In 2019, his stepmother, Zella Willis, mentioned that the building he had visited with a toothache at age 8 was for sale. Dr. Willis, now 45, put in an offer that was accepted the same day. The space hadn’t been used as a dental practice in 20 years and required a major overhaul. “I was trying to figure out how to pay for all this stuff,” he recalls. “It’s so expensive.”

He got right to work, applying for a number of grants, one of which gave him a $30,000 head start. His dental-school classmates kicked in some funds as well, and the Benco Family Foundation, Benco Dental’s philanthropic arm, committed to help him outfit a second operatory with $20,000 worth of donated equipment.

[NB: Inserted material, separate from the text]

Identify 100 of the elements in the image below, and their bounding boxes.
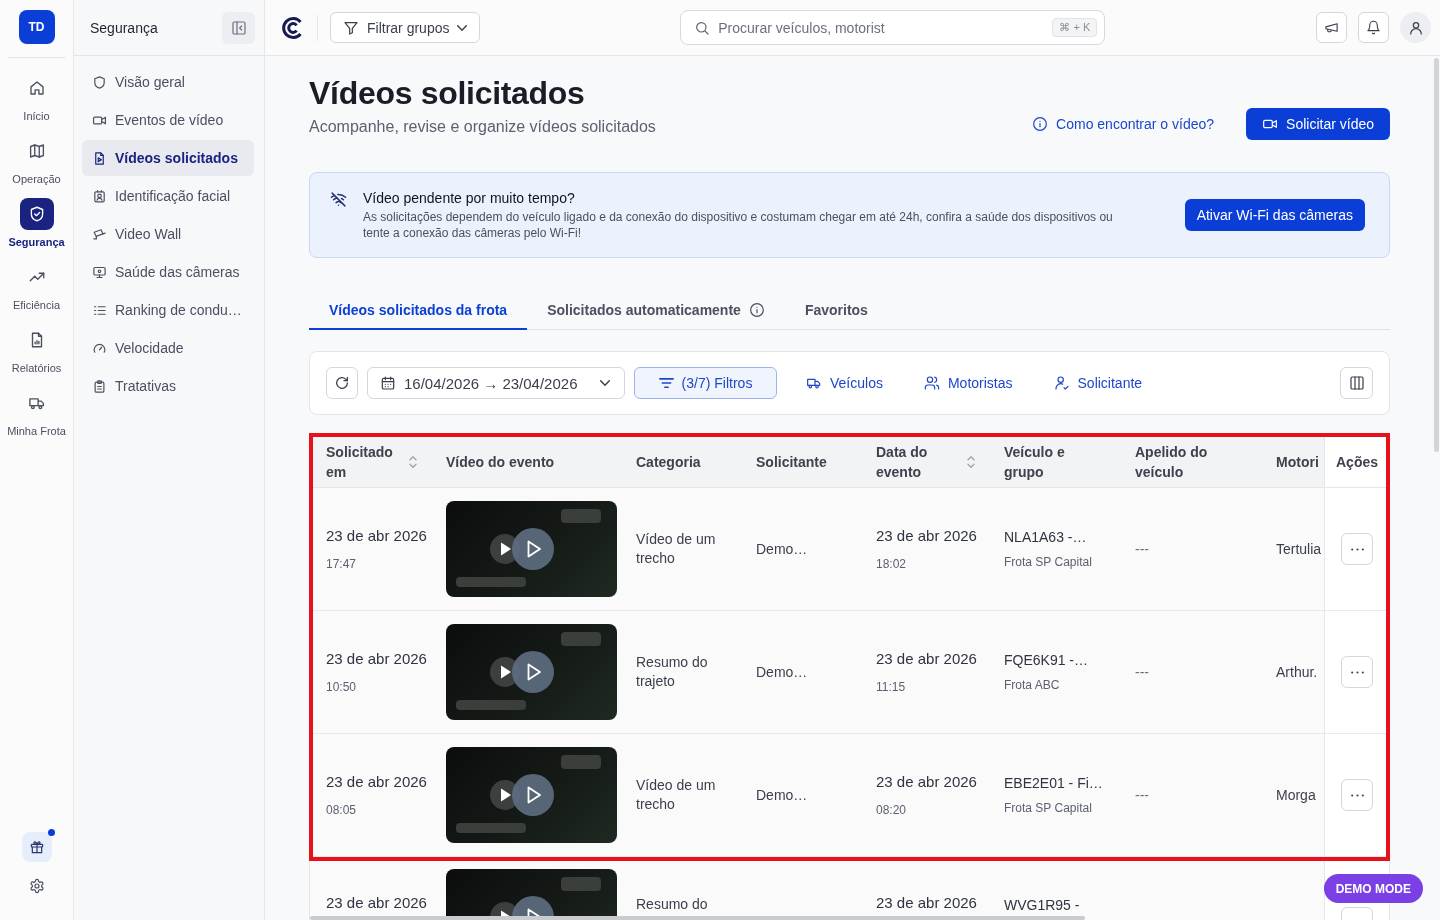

“I’ve now finished all three operatories,” he says. The Clarkson gift was the crowning touch, enabling him to buy his last two cabinets and another dental chair, as well as “a dependable server to be fully digital with X-rays, pictures and records, and to purchase a digital iTero scanner.”

The self-effacing Dr. Willis says he’s just happy to help. “Once people knew I had bought the office, they were waiting in the hope that they would no longer have to drive 45 minutes each way to get dental care. That kept me true to my mission.

“I have a skill that a lot of people can’t do,” he reflects. “I can pull a tooth and make dentures. That’s my gift to help give back.”